Two Hand Drawing Tutorials in Pencil.

Hand Drawing in two free art lessons. This subject is one area of drawing people that causes so much anxiety. It doesn't have to. A serious study of human anatomy, say through female figure drawing or any other area is a long process of learning but a basic drawing is easy to learn in this step by step drawing process and once you grasp the fundamentals you can take your studies as far as you want to go.

The first exercise is very easy and the second more advanced. In both exercises I used my own left hand as a model. The more advanced drawing lesson is my left hand seen through a mirror.

Goldline Cartridge paper 95gsm which is quite thin but with a reasonably good surface for adding tone.
HB, 4B and 6B Faber-Castell easy grip pencils. I've only recently started using these and I have to say they are great quality and produce subtle ranges of tone.

Basic and Easy.

1, The palm or back of the hand can be represented as a square or rectangle depending on the size and angle of the hand you are drawing.

2, Draw this boat shape as shown.

3, Next draw these long rectangles. They don't have to be exact. Note the gaps at the bottom where they join the square. The gaps are slightly different. Hold up your own hand in a similar pose. Your index, middle and ring finger are spaced pretty much the same, although there are variations between people. The important thing to note though is that most of us have a little finger which appears to be further away from the ring finger whenever the hand is spread. A small but important detail.

The second thing to note is that the back or palm of the hand is approximately the same length as the middle finger.

4, Now draw in the hand using your guides.

Hand Drawing in more detail.

1, a rectangle, doesn't have to be perfect just ensure its as near to the length and width of the hand as possible.

2, This arc represents the fat pad at the base of the fingers. Sometimes I use this feature and other times I don't but here I'm trying to be accurate so the more I cover at this stage the easier it will be to complete an accurate drawing.

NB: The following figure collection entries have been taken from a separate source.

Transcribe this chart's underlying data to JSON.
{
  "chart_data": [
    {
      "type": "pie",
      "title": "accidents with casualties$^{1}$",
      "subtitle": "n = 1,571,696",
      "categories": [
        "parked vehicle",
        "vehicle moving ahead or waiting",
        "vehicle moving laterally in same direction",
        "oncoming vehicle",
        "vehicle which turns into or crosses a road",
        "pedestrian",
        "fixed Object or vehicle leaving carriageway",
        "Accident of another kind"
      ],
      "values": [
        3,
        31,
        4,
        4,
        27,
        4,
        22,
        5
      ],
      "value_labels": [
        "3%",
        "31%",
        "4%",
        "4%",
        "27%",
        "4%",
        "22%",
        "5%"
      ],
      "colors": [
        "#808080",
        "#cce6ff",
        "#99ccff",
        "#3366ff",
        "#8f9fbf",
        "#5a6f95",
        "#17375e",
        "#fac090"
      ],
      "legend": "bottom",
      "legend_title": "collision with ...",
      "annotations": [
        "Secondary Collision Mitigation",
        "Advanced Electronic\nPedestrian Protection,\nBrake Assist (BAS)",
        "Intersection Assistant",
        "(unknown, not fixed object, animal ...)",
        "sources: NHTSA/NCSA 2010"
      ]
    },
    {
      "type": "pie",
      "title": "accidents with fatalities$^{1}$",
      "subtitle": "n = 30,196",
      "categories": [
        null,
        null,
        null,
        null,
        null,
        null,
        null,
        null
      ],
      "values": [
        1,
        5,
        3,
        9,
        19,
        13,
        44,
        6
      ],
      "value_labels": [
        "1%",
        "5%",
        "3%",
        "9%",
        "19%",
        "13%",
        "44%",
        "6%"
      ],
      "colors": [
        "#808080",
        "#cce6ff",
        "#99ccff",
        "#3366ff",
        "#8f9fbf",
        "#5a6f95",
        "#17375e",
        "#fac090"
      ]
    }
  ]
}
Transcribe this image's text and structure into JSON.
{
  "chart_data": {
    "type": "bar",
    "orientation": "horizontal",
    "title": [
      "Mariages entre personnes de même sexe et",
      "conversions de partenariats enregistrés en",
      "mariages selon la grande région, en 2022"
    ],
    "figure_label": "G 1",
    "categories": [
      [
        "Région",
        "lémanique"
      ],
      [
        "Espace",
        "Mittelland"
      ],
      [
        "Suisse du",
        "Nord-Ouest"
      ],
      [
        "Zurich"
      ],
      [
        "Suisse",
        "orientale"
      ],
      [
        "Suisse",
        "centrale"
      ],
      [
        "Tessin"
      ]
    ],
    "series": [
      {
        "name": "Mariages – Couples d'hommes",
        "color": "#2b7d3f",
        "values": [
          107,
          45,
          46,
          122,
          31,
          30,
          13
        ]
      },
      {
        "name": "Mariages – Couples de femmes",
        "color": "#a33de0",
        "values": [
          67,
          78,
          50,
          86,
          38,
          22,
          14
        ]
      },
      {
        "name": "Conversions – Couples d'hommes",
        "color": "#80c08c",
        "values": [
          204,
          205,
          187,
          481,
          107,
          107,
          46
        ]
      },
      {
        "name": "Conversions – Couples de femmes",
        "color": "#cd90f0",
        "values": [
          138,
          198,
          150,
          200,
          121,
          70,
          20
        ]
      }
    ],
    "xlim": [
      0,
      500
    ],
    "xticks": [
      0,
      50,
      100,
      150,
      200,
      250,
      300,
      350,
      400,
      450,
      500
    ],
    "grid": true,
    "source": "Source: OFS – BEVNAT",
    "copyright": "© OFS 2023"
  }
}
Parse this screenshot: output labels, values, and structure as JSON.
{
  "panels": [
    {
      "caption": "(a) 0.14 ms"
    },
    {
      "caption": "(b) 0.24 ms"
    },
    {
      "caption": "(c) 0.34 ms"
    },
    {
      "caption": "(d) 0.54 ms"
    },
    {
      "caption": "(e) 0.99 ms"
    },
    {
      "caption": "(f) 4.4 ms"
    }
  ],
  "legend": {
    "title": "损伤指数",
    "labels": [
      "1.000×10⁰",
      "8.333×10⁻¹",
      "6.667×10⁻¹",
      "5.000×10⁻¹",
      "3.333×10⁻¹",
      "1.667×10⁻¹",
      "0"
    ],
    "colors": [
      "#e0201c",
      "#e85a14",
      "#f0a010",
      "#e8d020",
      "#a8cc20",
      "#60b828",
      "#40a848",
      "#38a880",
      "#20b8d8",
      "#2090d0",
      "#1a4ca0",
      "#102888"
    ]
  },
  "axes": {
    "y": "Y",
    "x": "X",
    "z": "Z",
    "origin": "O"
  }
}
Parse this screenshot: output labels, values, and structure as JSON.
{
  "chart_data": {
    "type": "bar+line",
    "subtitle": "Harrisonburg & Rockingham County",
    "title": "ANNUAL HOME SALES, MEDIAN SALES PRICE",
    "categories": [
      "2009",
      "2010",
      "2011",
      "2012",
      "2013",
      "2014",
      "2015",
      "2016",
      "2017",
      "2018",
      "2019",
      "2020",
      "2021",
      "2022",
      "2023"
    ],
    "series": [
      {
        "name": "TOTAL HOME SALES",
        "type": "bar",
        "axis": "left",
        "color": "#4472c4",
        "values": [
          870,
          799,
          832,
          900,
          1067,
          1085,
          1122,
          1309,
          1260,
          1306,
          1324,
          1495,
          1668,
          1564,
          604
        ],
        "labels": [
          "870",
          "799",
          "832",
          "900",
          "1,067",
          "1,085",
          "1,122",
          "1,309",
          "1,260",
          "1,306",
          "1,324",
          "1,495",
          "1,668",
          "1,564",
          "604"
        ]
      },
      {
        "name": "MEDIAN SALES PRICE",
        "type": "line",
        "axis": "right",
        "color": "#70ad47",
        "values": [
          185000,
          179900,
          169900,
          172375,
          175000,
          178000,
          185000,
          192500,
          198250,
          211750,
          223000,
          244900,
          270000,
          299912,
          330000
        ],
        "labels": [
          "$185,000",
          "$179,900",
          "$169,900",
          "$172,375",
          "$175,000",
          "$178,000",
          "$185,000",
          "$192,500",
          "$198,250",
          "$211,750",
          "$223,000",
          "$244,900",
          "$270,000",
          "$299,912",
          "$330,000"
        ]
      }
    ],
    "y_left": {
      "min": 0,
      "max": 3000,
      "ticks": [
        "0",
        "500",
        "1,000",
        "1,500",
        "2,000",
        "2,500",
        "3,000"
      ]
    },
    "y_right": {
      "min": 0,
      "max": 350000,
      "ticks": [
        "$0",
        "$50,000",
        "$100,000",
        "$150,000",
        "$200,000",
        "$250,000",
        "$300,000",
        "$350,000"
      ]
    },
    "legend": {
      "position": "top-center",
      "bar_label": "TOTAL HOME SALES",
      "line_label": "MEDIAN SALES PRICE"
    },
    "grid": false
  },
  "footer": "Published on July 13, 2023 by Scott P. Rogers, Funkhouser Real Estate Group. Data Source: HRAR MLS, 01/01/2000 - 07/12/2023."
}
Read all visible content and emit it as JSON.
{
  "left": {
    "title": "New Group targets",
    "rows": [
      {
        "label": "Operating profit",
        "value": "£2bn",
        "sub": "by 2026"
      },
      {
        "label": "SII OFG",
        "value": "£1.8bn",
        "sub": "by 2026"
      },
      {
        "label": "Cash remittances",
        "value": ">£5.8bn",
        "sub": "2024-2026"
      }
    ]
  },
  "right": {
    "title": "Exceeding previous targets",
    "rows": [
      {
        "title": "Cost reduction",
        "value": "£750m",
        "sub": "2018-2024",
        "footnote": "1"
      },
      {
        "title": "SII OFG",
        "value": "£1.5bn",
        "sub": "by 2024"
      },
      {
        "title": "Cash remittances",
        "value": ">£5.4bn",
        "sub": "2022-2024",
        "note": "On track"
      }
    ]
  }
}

3, This long curving line will help me judge the thumb and the portions of the fingers attached to the palm.

4, Now I indicate where the fingers will splay from the fat pads. Hands obey the laws of perspective like everything else so from this angle the finger will thicken as it comes towards us slightly. If the fingers were held out as in the first drawing they would be narrower.

5, I use lines and lozenge shapes to finish this stage of the fingers. I always find leaving the little finger to the last helps me. The others are fairly similar in terms of thickness. I use the curving line to join the hand to its wrist. You'll note the wrist is a tubular shape made up of two lines and a slightly curved line.

6, I feel I have enough help here to aid me in my drawing. Now I refer to my reference (in my case I am holding my left hand to the mirror to make a right hand) and place another sheet of paper over my shapes and then do a slow line drawing. Don't worry if you take several attempts and need to draw and redraw. There's no hurry. This is reproduced much darker than in reality.

Adding Tone

1, Now I add tone. Do this slowly with a 4B pencil. Use the side of the pencil and add stroke after stroke. Here I add more pencil to the darkest areas. Even the lightest parts are covered with tone albeit very light.

2, I blend the pencil at this point using a small chamois leather and cotton buds where the leather can't go. This is a gentle process. Once I have a smooth surface with little sign of individual pencil marks I switch to a 6B pencil. I have deliberately worn down the tip to a chisel shape by scrubbing it against paper.

3, I add details. Fingernails where visible, deeper shadowed areas such as the heavier creases. The wrinkles on my palm and all the furrowed skin. It looks detailed but is it really so detailed?

Look at these close ups and judge for yourself. Look at how I create texture with the chiselled edge of the pencil. The shape of the pencil does most of the work for me. All you need to do is observe your reference closely.

See the nails? They are simply areas of tone lined up where our initial line drawing guided us.

The creases at the bottom of the palm are dashes and shapes and you can see where I have stippled areas.

The key here is patience, observation and a gentle touch with your pencils. I love scribbled sketches but have to change gears when adding tone. If you can draw in quiet moments and really lose yourself in the drawing you'll find yourself improving quickly.

Use your own hands or ask relatives and friends to pose. Take photographs if you like to see details like wrinkles and folds at your leisure.